Liczba przypadków zarażenia koronawirusem w Polsce przekroczyła milion
Za nami dziewięć miesięcy walki z COVID-19 w Polsce. Liczba osób zarażonych koronawirusem w kraju przekroczyła właśnie milion. Podsumowujemy, jak obecnie wygląda sytuacja epidemiczna, co mówią liczby i co szczególnie powinno nas niepokoić.
Milion przypadków
Od 4 marca, kiedy potwierdzono pierwszy przypadek zarażenia koronawirusem, odnotowano w Polsce 1 013 747 zakażeń. 2 grudnia Ministerstwo Zdrowia poinformowało o kolejnych 13 tys. 855 przypadkach i ich liczba przekroczyła kolejną „psychologiczną granicę” – milion.

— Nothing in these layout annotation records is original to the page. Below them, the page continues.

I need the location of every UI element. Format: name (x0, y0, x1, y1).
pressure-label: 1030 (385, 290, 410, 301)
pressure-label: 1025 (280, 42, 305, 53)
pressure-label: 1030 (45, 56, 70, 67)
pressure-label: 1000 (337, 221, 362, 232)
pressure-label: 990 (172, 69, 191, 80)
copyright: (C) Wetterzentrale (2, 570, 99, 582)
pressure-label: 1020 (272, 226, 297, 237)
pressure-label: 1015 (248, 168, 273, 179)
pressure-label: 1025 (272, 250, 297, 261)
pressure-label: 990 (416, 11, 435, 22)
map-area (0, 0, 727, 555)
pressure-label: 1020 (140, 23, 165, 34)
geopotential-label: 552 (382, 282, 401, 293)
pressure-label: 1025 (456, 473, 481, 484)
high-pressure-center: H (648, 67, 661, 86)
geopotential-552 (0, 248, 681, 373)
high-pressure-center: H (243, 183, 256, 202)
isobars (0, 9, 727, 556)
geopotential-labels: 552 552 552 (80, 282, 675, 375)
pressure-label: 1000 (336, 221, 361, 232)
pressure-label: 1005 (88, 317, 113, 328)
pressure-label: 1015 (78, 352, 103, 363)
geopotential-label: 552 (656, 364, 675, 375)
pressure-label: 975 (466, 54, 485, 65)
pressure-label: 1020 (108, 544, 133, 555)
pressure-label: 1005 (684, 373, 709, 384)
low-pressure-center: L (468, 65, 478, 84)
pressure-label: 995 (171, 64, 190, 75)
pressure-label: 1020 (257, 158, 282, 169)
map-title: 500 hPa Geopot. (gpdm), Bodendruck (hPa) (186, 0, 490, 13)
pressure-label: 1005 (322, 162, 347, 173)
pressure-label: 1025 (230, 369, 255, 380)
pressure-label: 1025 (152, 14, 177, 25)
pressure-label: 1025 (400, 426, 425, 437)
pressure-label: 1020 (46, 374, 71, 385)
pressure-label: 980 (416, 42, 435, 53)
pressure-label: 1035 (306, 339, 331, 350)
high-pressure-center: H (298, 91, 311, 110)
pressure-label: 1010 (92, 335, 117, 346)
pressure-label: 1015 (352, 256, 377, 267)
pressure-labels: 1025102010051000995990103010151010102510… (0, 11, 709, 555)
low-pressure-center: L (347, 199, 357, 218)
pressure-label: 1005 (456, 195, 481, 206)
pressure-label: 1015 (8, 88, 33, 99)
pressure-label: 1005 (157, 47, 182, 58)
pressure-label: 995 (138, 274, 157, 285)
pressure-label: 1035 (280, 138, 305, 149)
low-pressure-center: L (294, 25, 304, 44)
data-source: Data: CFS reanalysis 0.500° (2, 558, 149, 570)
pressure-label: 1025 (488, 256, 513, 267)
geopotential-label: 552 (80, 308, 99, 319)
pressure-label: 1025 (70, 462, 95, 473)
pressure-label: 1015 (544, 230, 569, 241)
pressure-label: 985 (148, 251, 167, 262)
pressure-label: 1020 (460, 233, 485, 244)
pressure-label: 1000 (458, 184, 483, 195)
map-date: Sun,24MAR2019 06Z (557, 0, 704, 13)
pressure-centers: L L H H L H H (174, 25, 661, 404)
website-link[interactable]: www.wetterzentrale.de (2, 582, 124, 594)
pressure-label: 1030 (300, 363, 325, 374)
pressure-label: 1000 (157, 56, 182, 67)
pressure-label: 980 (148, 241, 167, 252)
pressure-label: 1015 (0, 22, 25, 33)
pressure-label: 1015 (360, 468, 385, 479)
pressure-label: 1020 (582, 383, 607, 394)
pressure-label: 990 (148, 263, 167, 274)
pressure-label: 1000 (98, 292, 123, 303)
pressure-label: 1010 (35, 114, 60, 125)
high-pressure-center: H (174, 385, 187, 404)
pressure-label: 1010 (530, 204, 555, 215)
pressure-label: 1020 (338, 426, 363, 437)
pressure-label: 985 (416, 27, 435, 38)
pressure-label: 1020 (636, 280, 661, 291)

MZ podało też, że odnotowano 609 zgonów – 89 osób zmarło na COVID-19 i 520 z powodu innych schorzeń, tzw. chorób współistniejących. To oznacza, że dobowa liczba ofiar śmiertelnych niestety wciąż utrzymuje się na wysokim poziomie i jest bliska rekordu, który wyniósł 637 zgonów. W sumie, od początku epidemii koronawirusa w Polsce, wystąpiło 18 208 przypadków śmiertelnych.
Resort zdrowia podaje, 268 256 osób objęto kwarantanną, a 12 283- nadzorem epidemiologicznym. Obecnie hospitalizowanych z powodu COVID-19 jest 20 855 osób. W najnowszym komunikacie MZ czytamy, że 622 980 osób zostało wyleczonych z zakażenia koronawirusem. Testy PCR wykonało już 6 095 913 osób.
Niepojąca liczba zgonów
Tym, co bardzo niepokoi, jest liczba zgonów na COVID-19 i choroby współistniejące. 18 listopada padł rekord zgonów – było ich 637, 19 listopada – 603. W kolejnych dniach również utrzymywała się bardzo wysoka liczba ofiar śmiertelnych COVID-19.

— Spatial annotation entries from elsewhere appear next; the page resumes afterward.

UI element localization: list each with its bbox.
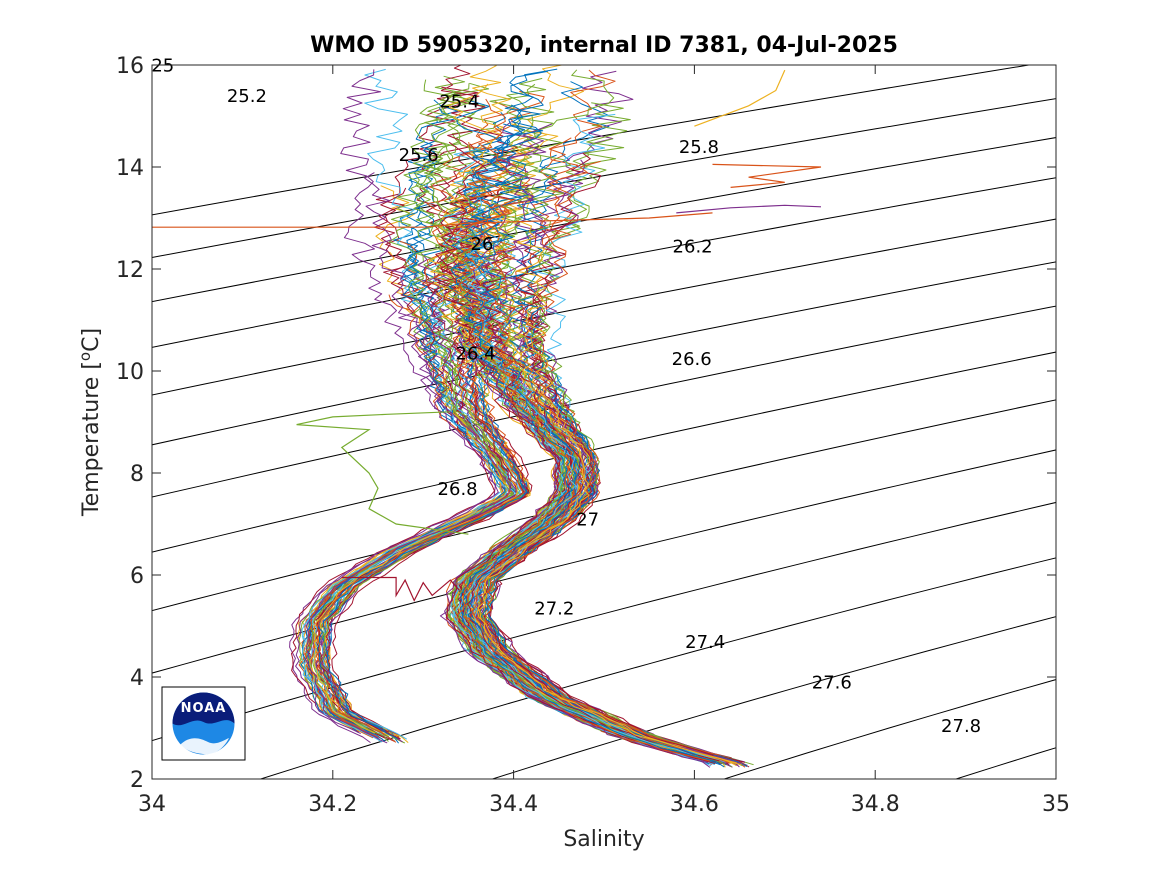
y-tick-label: 4 bbox=[130, 666, 144, 691]
isopycnal-line bbox=[954, 747, 1056, 779]
x-tick-label: 34.4 bbox=[489, 792, 538, 817]
profile-line-outlier bbox=[694, 69, 786, 127]
y-tick-label: 10 bbox=[116, 360, 144, 385]
profile-line bbox=[478, 222, 714, 756]
profile-line bbox=[305, 333, 511, 739]
profile-line bbox=[475, 123, 741, 764]
profile-line bbox=[453, 364, 697, 758]
profile-line bbox=[483, 408, 746, 763]
profile-line bbox=[313, 141, 529, 743]
profile-line bbox=[477, 220, 742, 766]
isopycnal-label: 25.4 bbox=[439, 91, 479, 112]
axis-ticks: 34 34.2 34.4 34.6 34.8 35 2 4 6 8 10 12 14 16 bbox=[116, 54, 1070, 817]
isopycnal-label: 25 bbox=[151, 56, 174, 77]
profile-line bbox=[456, 98, 710, 762]
profile-line bbox=[304, 418, 511, 733]
profile-lines bbox=[152, 65, 822, 768]
isopycnal-label: 25.6 bbox=[399, 145, 439, 166]
x-tick-label: 34.6 bbox=[670, 792, 719, 817]
profile-line bbox=[291, 187, 495, 733]
isopycnal-label: 27.4 bbox=[685, 632, 725, 653]
noaa-logo-top bbox=[172, 692, 235, 726]
profile-line bbox=[319, 91, 524, 738]
profile-line-outlier bbox=[341, 576, 460, 602]
isopycnal-label: 27.2 bbox=[534, 599, 574, 620]
y-axis-label: Temperature [oC] bbox=[76, 328, 104, 517]
isopycnal-label: 26.8 bbox=[438, 479, 478, 500]
isopycnal-label: 25.8 bbox=[679, 137, 719, 158]
isopycnal-label: 26 bbox=[471, 234, 494, 255]
profile-line bbox=[301, 393, 509, 743]
profile-line-outlier bbox=[676, 204, 822, 214]
profile-line-outlier bbox=[152, 212, 713, 228]
y-tick-label: 16 bbox=[116, 54, 144, 79]
profile-line bbox=[471, 201, 730, 764]
x-tick-label: 34 bbox=[138, 792, 166, 817]
profile-line bbox=[445, 376, 716, 765]
profile-line bbox=[315, 358, 524, 735]
profile-line bbox=[478, 69, 743, 766]
x-tick-label: 35 bbox=[1042, 792, 1070, 817]
profile-line bbox=[309, 413, 512, 734]
x-tick-label: 34.8 bbox=[851, 792, 900, 817]
profile-line bbox=[460, 68, 721, 766]
noaa-logo: NOAA bbox=[161, 686, 246, 761]
isopycnal-line bbox=[490, 616, 1056, 779]
profile-line bbox=[484, 415, 722, 759]
isopycnal-line bbox=[722, 679, 1056, 779]
y-tick-label: 2 bbox=[130, 768, 144, 793]
profile-line-outlier bbox=[296, 411, 469, 535]
y-tick-label: 6 bbox=[130, 564, 144, 589]
profile-line-outlier bbox=[712, 163, 822, 188]
isopycnal-label: 27 bbox=[576, 510, 599, 531]
profile-line bbox=[458, 326, 711, 760]
profile-line bbox=[476, 324, 737, 764]
profile-line bbox=[480, 408, 740, 763]
isopycnal-label: 27.6 bbox=[812, 673, 852, 694]
profile-line bbox=[289, 69, 497, 744]
x-tick-label: 34.2 bbox=[308, 792, 357, 817]
plot-frame bbox=[151, 64, 1057, 780]
isopycnal-label: 25.2 bbox=[227, 86, 267, 107]
y-tick-label: 8 bbox=[130, 462, 144, 487]
profile-line bbox=[316, 317, 528, 739]
y-tick-label: 12 bbox=[116, 258, 144, 283]
profile-line bbox=[485, 387, 724, 758]
isopycnal-label: 26.6 bbox=[672, 349, 712, 370]
x-axis-label: Salinity bbox=[563, 827, 644, 852]
isopycnal-labels: 25 25.2 25.4 25.6 25.8 26 26.2 26.4 26.6 26.8 27 27… bbox=[151, 56, 981, 737]
chart-title: WMO ID 5905320, internal ID 7381, 04-Jul… bbox=[310, 33, 898, 58]
profile-line bbox=[324, 299, 530, 733]
isopycnal-label: 26.4 bbox=[456, 344, 496, 365]
profile-line bbox=[459, 238, 693, 756]
isopycnal-label: 26.2 bbox=[673, 237, 713, 258]
isopycnal-label: 27.8 bbox=[941, 716, 981, 737]
profile-line bbox=[441, 83, 713, 764]
profile-line bbox=[295, 172, 499, 735]
profile-line bbox=[467, 250, 720, 762]
y-tick-label: 14 bbox=[116, 156, 144, 181]
profile-line bbox=[487, 159, 734, 761]
noaa-logo-text: NOAA bbox=[181, 701, 227, 716]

I choć pod koniec listopada liczba zgonów zaczęła spadać, to dobowe dane z 2 grudnia (637 zgonów) wciąż są niepokojące. Poza tym, porównując umieralność w 2020 – w okresie, w którym w Polsce już była epidemia i w analogicznych miesiącach w całej minionej dekadzie, to wzrost jest bardzo duży.
Spójrzmy na rok 2020 i 2019. Od 31 sierpnia do 1 listopada tego roku zmarło 84 tys. Polaków. Rok temu w analogicznym okresie odnotowano 68 tys. zgonów. Różnica jest znaczna. Tymczasem w tym okresie Ministerstwo Zdrowia zaraportowało 3,7 tys. zgonów z powodu COVID-19. I nie chodzi tu o tylko 2019 r. – w poprzednich latach różnica zgonów w porównaniu z 2020 r. jest mniej więcej na tym samym poziomie.
– Widzimy, że zgonów z powodu koronawirusa jest znacznie mniej niż wynosi nadwyżka. Pytanie zatem jest takie: czy liczba zgonów chorych na COVID-19 jest niedoszacowana, czy też mamy więcej zgonów z powodu innych przyczyn? – pyta w rozmowie z Hello Zdrowie dr Bogdan Wojtyniak, prof. Narodowego Instytutu Zdrowia Publicznego — PZH.
Cały nasz raport na temat wzrost liczby zgonów w Polsce znajdziesz tu.
Koronawirus w Polsce – jak to się zaczęło?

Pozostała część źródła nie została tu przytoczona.